Consider again the above stock valuation formula. At a level of an infinite P/E, let long term growth expectations decrease very slightly due, for instance, to changes in the international environment or the macro economy. The fall in stock values can be very large.

Risk, as defined by the mean-variance model, is not a particularly useful concept except for retrospective performance measurement. Very useful is Peter Bernstein's (1999) definition of risk:

    
       "Today's obsession with risk management focuses too intently
        on the measurement of risk. The more we stare at the jumble
        of equations and models, the more we lose sight of the mystery
        of life. All too often, reason cannot answer. Even the
        most brilliant of mathematical geniuses will never be able to
        tell us what the future holds. In the end, what matters is the
        quality of our decisions in the face of uncertainty...Once we
        recognize that the models that support these projections have 
        an R2 of less than 1.00, we have to accept the possibility
        that the optimism...is misplaced. Forget the probabilities  
        that the optimism is misplaced. When the R2 is less than 1.00, 
        the crucial element in the decision is the consequences 
        of being wrong."   

Profits are for everyone, and losses are for no one. Yet, what matters to stock investors are their abilities to bear the consequences of adverse market fluctuations, assuming that their investments are fundamentally sound. Beyond mere discomfort, considering your current investment in Internet stocks - could you bear the consequences if they dropped in 10% multiples? We are here discussing companies with proven business models. If you find this disturbing, you should probably reduce your asset allocation.  If you are not invested in Internet stocks, and wish to be, a decent drop is probably a buying opportunity; assuming a continuation of the New Era economy.

Investors and Markets

Mr. Bernstein discusses a kind of global rationality that, in theory, can be used to directly calculate all the facts. Liberal societies, however, are more like ecosystems. It is possible to specify the conditions under which complex ecosystems will flourish, but it is not easy to directly specify exactly what will happen. For instance, it is possible to say that when energy, carbon molecules, and water are available, life will most likely develop. In the field of economics, it is possible to say that when peace and freedom pertain, and when societies possess the institutions (such as laws and private property) that enable individuals to reap the benefits of cooperation, growth will occur.

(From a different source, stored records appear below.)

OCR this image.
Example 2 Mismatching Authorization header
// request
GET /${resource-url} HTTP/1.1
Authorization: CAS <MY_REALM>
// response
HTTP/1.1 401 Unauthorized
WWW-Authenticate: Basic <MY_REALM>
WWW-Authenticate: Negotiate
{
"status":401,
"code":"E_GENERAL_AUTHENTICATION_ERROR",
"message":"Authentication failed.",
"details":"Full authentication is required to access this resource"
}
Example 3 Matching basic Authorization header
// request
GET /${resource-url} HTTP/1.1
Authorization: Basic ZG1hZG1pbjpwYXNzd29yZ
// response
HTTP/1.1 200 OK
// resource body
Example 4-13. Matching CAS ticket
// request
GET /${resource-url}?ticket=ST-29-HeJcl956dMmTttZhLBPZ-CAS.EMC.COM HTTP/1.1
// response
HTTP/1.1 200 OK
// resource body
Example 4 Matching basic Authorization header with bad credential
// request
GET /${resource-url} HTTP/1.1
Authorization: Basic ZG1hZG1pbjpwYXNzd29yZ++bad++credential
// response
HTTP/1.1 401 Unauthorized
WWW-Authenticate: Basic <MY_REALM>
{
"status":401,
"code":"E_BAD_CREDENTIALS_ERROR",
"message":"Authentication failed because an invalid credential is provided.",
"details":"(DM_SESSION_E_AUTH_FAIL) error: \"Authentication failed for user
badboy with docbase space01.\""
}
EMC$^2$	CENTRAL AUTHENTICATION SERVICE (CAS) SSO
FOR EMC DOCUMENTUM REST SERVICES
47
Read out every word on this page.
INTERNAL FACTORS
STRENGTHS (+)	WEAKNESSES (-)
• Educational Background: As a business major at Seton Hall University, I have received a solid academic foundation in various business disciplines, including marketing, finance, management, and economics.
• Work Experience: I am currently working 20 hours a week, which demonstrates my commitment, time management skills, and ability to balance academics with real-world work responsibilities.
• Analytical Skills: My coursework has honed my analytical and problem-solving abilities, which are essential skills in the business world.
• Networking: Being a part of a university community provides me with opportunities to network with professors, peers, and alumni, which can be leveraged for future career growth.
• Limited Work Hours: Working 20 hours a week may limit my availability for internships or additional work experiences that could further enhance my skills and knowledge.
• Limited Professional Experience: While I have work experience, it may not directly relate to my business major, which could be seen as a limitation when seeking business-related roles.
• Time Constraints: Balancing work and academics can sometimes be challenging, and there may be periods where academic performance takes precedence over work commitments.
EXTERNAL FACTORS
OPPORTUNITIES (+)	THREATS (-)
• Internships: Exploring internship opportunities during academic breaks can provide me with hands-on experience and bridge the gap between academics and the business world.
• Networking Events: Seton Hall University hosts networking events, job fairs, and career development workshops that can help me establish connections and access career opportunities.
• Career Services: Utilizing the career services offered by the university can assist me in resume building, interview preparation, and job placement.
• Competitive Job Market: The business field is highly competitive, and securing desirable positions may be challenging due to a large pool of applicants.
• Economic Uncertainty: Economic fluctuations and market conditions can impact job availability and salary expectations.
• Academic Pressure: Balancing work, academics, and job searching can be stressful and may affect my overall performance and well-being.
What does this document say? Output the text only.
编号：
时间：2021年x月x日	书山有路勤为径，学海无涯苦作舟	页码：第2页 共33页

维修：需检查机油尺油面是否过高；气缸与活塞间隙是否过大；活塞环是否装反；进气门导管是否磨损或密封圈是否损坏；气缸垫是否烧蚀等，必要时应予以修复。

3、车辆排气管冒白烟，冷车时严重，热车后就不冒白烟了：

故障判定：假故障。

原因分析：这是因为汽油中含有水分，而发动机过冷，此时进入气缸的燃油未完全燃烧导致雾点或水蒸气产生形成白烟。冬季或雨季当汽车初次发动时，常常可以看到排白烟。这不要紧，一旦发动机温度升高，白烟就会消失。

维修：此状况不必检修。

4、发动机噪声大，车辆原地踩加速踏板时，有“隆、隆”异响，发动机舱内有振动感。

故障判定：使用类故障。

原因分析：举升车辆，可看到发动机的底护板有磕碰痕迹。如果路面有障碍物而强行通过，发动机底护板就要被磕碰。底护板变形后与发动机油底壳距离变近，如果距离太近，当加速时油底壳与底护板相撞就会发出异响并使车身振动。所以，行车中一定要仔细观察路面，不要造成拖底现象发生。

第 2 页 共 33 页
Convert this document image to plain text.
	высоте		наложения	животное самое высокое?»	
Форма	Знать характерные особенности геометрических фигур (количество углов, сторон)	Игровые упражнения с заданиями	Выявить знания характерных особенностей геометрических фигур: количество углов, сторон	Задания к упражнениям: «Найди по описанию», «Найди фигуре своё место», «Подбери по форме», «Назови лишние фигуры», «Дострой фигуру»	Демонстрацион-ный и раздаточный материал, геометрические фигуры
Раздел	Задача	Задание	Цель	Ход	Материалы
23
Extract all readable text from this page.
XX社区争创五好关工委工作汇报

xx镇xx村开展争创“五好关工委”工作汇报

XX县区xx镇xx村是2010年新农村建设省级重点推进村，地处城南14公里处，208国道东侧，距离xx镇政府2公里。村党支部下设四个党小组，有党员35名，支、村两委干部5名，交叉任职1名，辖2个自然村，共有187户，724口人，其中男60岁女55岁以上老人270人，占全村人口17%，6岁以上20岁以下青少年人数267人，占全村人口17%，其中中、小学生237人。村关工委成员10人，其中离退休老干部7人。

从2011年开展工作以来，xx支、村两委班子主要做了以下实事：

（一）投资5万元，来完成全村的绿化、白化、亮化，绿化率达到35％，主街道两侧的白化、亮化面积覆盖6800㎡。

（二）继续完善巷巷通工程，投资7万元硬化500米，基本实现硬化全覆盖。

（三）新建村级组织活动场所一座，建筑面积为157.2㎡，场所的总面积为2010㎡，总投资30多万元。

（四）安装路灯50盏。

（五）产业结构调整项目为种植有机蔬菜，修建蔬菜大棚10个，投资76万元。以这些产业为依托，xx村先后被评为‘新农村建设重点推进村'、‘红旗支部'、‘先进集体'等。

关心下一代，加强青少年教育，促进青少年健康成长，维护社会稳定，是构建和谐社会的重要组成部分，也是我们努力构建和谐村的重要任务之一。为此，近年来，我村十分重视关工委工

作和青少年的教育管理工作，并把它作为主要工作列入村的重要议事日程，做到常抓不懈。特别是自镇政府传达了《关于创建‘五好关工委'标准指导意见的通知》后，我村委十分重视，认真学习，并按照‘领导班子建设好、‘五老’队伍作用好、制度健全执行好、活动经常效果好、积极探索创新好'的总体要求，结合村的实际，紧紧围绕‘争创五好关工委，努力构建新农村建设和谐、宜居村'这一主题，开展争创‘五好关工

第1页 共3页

In this societal process, markets have a short-term function. They validate successes (usually) incrementally; and they also enable societies to conduct experiments, some of which will be successful or not. The function of long term investing is to direct investment to the companies which have the greatest potential for success; after the investor has weighed the mostly local facts (such as the quality of management) in the balance. This is the definition of rationality.

Many investing contradictions can be resolved by the idea - invest in good companies for the long term and structure your portfolio so that this is possible, the latter takes care of the macro prediction problem.

Since the company is the most significant entity, we usually reduce our portfolio positions incrementally as prices rise, thus maintaining  a set proportion of stocks in companies and industries. This is how we manage short term risk.